OPINION OF DAVIS POLK & WARDWELL LLP

 

September 18, 2013

 

Pandora Media, Inc.
2101 Webster Street, Suite 1650

Oakland, California 94612

 

Ladies and Gentlemen:

 

Pandora Media, Inc., a Delaware corporation (the “Company”), has filed with the Securities and Exchange Commission (the “Commission”) a Registration Statement on Form S-3 (the “462(b) Registration Statement”) for the purpose of registering under the Securities Act of 1933, as amended (the “Securities Act”), up to $73,250,000 in aggregate amount of shares of its common stock, par value $0.0001 per share, of which a portion of such shares will be sold by the Company (the “Primary Securities”), inclusive of shares subject to an over-allotment option granted by the Company to the underwriters, and a portion of such shares (the “Secondary Securities”) will be sold by the selling stockholders (the “Selling Stockholders”).

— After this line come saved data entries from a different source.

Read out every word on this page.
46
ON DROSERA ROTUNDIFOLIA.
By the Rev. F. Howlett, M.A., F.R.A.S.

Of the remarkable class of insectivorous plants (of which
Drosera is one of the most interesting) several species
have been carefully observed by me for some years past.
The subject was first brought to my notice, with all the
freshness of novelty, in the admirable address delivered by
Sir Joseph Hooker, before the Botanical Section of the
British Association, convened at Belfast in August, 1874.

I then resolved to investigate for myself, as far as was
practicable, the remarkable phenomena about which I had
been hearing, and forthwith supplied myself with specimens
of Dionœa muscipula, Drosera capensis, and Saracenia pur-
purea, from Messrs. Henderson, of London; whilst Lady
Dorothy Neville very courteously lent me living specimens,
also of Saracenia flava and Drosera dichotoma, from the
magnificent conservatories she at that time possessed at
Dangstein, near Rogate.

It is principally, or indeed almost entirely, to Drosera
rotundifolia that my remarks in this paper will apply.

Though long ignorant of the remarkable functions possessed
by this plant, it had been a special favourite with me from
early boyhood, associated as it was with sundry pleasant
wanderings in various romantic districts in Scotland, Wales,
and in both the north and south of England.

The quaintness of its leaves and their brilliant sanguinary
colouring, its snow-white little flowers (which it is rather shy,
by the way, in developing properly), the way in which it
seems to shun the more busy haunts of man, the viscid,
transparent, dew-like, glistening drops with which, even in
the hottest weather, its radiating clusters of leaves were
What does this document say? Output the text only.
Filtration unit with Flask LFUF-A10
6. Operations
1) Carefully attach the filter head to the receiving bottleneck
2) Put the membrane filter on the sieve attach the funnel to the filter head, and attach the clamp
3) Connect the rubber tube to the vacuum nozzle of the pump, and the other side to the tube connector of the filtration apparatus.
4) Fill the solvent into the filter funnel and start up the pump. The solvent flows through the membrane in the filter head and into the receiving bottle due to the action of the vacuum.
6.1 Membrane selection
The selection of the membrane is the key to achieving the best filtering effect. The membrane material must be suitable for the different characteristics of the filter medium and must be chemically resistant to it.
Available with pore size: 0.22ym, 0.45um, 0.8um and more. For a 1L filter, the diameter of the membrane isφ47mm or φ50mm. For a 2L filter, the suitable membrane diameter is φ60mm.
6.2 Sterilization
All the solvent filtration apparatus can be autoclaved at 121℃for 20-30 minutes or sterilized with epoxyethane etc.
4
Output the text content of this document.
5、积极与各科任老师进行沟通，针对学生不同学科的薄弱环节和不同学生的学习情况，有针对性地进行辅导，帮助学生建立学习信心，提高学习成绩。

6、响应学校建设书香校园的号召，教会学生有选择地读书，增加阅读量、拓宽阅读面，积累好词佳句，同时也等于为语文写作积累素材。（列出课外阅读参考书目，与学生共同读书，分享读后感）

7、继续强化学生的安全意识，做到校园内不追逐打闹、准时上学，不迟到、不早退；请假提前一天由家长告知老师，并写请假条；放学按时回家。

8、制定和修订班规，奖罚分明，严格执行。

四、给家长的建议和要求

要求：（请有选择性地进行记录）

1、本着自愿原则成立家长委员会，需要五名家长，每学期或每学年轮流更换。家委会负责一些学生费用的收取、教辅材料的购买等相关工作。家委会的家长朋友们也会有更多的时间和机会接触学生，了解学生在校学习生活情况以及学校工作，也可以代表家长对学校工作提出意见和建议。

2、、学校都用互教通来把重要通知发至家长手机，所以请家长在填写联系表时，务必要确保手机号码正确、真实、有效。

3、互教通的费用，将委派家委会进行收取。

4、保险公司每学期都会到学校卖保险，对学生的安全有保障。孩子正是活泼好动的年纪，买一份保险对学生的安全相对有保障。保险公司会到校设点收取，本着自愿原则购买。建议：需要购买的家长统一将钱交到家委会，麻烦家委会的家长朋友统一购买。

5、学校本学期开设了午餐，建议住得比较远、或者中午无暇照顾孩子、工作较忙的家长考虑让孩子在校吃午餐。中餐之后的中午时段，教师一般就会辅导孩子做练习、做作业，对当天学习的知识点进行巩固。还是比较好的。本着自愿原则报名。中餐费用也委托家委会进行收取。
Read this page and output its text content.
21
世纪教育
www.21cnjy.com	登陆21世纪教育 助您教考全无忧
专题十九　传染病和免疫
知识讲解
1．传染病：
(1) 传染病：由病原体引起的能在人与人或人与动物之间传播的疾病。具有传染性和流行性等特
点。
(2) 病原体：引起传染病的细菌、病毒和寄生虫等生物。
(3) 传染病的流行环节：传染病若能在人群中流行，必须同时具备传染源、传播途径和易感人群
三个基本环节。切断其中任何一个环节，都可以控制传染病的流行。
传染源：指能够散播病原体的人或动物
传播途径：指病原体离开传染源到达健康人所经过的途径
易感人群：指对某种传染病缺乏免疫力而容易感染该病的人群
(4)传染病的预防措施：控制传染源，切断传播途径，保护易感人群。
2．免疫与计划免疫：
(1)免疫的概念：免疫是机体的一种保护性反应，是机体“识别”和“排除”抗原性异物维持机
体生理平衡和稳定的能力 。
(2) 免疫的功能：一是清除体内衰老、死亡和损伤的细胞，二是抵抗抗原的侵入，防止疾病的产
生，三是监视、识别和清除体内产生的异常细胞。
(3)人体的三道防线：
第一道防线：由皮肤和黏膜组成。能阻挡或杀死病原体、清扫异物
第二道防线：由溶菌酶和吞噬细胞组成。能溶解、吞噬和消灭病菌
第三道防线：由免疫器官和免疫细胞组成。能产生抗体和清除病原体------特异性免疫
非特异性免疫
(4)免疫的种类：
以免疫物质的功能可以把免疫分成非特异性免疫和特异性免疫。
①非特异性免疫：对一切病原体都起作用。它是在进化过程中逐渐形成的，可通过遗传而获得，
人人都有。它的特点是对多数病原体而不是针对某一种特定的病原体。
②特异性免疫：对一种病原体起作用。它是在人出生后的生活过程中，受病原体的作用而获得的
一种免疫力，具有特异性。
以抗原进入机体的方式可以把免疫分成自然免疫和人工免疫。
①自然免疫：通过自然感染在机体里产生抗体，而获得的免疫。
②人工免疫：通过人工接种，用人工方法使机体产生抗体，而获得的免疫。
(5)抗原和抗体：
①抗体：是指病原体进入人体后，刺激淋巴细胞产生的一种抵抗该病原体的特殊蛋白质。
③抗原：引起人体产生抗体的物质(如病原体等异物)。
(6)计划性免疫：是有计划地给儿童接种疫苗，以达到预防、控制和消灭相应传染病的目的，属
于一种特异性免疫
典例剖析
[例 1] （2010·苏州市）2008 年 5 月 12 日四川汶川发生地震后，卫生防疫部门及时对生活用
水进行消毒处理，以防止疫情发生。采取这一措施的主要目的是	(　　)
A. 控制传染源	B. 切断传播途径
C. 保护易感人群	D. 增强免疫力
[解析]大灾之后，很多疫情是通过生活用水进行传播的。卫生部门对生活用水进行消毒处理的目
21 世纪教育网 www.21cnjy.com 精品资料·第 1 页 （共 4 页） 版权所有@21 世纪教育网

The 462(b) Registration Statement incorporates by reference the Company’s Registration Statement on Form S-3 (File No. 333-191190) filed with the Commission on September 16, 2013 (the “Registration Statement”).

 

We, as your counsel, have examined originals or copies of such documents, corporate records, certificates of public officials and other instruments as we have deemed necessary or advisable for the purpose of rendering this opinion.

 

In rendering the opinion expressed herein, we have, without independent inquiry or investigation, assumed that (i) all documents submitted to us as originals are authentic and complete, (ii) all documents submitted to us as copies conform to authentic, complete originals, (iii) all signatures on all documents that we reviewed are genuine, (iv) all natural persons executing documents had and have the legal capacity to do so, (v) all statements in certificates of public officials and officers of the Company that we reviewed were and are accurate and (vi) all representations made by the Company as to matters of fact in the documents that we reviewed were and are accurate.

 

Based on the foregoing, we advise you that, in our opinion:

 

i) when the price at which the Primary Securities are to be sold has been approved by or on behalf of the Board of Directors of the Company and when the Primary Securities have been issued and delivered against payment therefor in accordance with the terms of the Underwriting Agreement referred to in the Prospectus which is a part of the Registration Statement, the Primary Securities will be validly issued, fully paid and non-assessable; and

 

ii) the Secondary Securities are validly issued, fully paid and non-assessable.

 

We are members of the Bars of the States of California and New York and the foregoing opinion is limited to the General Corporation Law of the State of Delaware.

 

We hereby consent to the filing of this opinion as an Exhibit to the 462(b) Registration Statement and further consent to the reference to our name under the caption “Legal Matters” in the Prospectus which is a part of the Registration Statement.  In giving this consent, we do not admit that we are in the category of persons whose consent is required under Section 7 of the Securities Act.